Ensuring the integrity of cement bonding in wellbore casings is crucial for the efficient design and construction of oil and gas production, geothermal energy development and geological carbon storage wells. Acoustic techniques commonly used to evaluate casing-cement and cement-formation interfaces have not proven sufficiently accurate, leading to the evolution of more precise ultrasonic measurement methods. 
Schematic diagram of ultrasonic pulse-echo device in a cased-hole environment. Source: aiig.2025.100170
Researchers in China recently conducted a review of ultrasonic pulse-echo and pitch-catch logging techniques that have emerged as effective and non-destructive methods for such quantitative assessments. The technologies covered in Artificial Intelligence in Geosciences include automated waveform quality control using variational autoencoders, simultaneous inversion of borehole-fluid and cement acoustic impedance.
Advances are also evident in approaches that suppress casing reflections via phase-shift interpolation and F–K transforms, and joint inversion of tool trajectory and borehole properties under eccentric conditions. Machine learning-based enhancement and arrival-time picking for time interval error (TIE) waveforms are cited as developments that enable more accurate extraction of TIE and support high-fidelity inversion of cement and fluid acoustic properties.
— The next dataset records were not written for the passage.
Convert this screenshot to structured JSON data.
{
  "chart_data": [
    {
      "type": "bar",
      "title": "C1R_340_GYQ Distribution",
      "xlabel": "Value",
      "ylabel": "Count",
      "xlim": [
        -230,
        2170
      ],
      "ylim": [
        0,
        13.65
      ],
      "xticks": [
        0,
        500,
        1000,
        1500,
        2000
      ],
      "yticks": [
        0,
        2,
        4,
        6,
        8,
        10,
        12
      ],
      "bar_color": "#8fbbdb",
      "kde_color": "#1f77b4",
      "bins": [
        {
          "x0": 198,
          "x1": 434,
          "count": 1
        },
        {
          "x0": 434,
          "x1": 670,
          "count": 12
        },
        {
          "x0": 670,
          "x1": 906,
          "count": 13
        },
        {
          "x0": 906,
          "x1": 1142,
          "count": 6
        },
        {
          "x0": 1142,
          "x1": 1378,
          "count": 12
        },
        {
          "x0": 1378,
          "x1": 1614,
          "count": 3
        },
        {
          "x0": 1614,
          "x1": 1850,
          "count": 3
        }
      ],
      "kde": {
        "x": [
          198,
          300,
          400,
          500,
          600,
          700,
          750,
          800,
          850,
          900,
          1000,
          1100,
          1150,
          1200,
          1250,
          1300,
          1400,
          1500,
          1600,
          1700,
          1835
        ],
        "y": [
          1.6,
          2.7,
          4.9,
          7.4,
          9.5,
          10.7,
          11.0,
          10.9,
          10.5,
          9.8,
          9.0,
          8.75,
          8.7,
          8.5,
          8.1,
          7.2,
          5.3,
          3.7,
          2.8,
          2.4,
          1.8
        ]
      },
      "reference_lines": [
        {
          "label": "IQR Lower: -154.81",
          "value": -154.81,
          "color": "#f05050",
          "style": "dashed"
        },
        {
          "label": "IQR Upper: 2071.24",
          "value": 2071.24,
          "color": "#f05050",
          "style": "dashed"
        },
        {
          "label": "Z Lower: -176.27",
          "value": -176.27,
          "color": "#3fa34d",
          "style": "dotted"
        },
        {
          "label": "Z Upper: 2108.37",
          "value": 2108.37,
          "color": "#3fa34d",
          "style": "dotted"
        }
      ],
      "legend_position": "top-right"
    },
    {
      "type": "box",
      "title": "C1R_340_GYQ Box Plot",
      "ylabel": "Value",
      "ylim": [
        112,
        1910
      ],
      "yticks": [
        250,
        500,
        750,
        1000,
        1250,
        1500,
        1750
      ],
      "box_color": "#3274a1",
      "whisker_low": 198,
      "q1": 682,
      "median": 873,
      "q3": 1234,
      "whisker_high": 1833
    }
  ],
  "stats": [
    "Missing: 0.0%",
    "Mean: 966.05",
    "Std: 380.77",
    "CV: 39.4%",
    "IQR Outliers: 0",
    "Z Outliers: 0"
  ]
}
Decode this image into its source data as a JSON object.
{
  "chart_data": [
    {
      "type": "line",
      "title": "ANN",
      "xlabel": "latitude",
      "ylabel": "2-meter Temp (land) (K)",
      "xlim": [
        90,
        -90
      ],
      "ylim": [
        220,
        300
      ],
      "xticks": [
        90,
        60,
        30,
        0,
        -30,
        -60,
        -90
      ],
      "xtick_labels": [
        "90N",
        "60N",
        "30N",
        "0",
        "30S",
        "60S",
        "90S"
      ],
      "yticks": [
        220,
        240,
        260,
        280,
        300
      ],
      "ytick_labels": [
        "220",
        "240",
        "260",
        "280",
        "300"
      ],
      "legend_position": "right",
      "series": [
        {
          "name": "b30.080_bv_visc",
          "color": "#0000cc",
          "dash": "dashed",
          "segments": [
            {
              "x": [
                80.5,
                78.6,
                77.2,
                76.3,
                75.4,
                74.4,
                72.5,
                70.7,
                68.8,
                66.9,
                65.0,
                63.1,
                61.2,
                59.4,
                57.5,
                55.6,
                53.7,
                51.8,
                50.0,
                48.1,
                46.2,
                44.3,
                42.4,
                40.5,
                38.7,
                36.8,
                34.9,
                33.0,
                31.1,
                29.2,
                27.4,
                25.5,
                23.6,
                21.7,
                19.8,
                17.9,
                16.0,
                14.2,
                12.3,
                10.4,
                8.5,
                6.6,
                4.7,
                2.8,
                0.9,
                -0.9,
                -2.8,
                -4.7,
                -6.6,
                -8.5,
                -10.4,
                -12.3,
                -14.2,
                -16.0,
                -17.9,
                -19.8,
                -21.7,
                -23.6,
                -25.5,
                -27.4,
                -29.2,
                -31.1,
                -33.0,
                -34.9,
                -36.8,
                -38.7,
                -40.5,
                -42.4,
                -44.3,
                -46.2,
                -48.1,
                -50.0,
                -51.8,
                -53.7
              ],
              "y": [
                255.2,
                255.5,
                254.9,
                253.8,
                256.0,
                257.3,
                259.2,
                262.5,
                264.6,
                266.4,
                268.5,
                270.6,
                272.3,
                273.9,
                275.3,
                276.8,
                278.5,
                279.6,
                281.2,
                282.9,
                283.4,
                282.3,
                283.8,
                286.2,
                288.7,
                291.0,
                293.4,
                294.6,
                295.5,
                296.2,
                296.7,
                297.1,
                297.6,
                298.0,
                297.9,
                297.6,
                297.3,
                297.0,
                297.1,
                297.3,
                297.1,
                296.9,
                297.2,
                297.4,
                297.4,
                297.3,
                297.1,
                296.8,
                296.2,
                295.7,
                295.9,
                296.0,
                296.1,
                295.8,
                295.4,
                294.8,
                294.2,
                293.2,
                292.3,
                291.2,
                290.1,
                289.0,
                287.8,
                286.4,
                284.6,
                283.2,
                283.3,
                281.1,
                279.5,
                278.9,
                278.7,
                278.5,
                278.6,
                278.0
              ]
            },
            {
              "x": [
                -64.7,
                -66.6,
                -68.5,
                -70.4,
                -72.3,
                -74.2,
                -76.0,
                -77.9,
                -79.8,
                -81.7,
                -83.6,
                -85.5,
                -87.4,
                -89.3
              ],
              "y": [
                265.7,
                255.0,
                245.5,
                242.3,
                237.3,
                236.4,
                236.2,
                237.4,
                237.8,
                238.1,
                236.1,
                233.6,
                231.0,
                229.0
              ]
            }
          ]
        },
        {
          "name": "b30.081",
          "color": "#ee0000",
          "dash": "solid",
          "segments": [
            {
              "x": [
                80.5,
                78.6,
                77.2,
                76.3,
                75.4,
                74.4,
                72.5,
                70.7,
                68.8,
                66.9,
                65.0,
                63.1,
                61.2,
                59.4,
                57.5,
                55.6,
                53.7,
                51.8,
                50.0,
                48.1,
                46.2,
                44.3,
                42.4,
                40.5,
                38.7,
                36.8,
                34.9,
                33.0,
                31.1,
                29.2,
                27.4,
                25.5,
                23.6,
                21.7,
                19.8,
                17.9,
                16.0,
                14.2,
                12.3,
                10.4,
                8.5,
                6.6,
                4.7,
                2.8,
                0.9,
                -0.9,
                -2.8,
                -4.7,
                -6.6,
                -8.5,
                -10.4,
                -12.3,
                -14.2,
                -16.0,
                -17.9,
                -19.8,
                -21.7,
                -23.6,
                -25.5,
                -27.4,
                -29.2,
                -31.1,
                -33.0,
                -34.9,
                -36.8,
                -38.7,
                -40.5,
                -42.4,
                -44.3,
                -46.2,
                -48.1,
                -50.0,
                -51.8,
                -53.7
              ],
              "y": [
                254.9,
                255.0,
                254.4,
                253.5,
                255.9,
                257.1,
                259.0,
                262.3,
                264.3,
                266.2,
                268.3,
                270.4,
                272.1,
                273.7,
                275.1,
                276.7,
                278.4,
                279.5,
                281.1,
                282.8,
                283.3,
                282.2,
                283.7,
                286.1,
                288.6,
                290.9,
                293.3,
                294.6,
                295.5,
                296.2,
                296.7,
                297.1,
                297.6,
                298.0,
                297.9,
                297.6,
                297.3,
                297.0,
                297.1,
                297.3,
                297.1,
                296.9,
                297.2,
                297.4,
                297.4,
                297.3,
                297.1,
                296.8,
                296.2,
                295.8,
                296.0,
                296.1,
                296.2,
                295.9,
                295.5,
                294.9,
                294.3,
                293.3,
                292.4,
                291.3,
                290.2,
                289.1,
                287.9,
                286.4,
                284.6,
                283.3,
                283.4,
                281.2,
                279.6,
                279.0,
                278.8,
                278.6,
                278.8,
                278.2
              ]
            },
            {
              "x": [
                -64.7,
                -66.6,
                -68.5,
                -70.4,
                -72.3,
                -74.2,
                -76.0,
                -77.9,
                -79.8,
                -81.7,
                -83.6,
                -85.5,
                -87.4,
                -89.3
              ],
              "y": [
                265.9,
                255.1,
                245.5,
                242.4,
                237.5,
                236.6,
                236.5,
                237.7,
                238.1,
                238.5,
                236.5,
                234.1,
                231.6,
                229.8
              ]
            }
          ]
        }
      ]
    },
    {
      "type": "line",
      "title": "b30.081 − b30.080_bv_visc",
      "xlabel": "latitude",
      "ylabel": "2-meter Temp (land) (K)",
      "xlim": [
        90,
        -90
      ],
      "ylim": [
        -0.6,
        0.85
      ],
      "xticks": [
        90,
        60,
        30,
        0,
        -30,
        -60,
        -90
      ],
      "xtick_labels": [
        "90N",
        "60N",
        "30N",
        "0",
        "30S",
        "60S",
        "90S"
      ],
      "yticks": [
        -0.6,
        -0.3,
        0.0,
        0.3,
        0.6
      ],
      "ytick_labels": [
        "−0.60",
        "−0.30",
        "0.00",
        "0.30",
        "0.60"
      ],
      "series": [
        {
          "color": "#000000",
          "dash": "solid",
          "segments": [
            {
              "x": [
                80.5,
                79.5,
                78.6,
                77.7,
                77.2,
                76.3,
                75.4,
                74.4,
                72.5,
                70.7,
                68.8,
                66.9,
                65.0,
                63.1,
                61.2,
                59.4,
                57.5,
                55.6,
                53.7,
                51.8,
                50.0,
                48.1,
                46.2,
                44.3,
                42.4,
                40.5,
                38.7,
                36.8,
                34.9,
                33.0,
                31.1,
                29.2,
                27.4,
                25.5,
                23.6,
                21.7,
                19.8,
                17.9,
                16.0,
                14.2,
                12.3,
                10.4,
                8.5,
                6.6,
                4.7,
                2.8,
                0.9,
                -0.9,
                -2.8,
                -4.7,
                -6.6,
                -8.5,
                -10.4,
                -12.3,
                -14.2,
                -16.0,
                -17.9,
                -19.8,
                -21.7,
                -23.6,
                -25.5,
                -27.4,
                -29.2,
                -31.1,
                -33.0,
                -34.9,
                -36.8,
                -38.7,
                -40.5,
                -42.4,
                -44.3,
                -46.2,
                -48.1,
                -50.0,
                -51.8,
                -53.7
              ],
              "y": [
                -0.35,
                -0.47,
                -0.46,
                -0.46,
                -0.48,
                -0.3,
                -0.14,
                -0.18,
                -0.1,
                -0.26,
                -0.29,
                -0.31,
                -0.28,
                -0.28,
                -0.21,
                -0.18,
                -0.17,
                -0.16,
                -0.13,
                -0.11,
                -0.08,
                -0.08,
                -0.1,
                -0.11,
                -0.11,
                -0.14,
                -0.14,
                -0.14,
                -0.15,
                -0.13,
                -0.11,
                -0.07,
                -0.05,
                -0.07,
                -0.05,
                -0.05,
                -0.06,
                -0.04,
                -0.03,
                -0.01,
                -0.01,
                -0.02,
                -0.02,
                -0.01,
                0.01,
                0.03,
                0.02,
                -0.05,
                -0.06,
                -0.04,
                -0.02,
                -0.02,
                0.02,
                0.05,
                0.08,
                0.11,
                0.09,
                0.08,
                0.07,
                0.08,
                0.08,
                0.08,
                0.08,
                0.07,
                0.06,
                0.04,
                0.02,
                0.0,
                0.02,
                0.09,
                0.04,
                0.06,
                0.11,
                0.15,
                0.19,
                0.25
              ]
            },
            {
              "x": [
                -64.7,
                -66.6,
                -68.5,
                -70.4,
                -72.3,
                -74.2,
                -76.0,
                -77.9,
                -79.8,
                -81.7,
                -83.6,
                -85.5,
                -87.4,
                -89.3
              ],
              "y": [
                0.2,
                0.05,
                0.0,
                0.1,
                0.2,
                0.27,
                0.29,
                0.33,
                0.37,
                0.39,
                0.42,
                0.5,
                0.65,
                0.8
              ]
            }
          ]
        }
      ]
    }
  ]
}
According to the researchers from the University of Electronic Science and Technology of China, Xi'an Shiyou University and China Oilfield Services Limited, "These approaches have been validated using synthetic simulations, full-scale physical experiments, and field case studies, demonstrating robustness across varied borehole environments and well conditions. Machine learning further increases reliability and automation, particularly in complex wavefields and low signal-to-noise settings."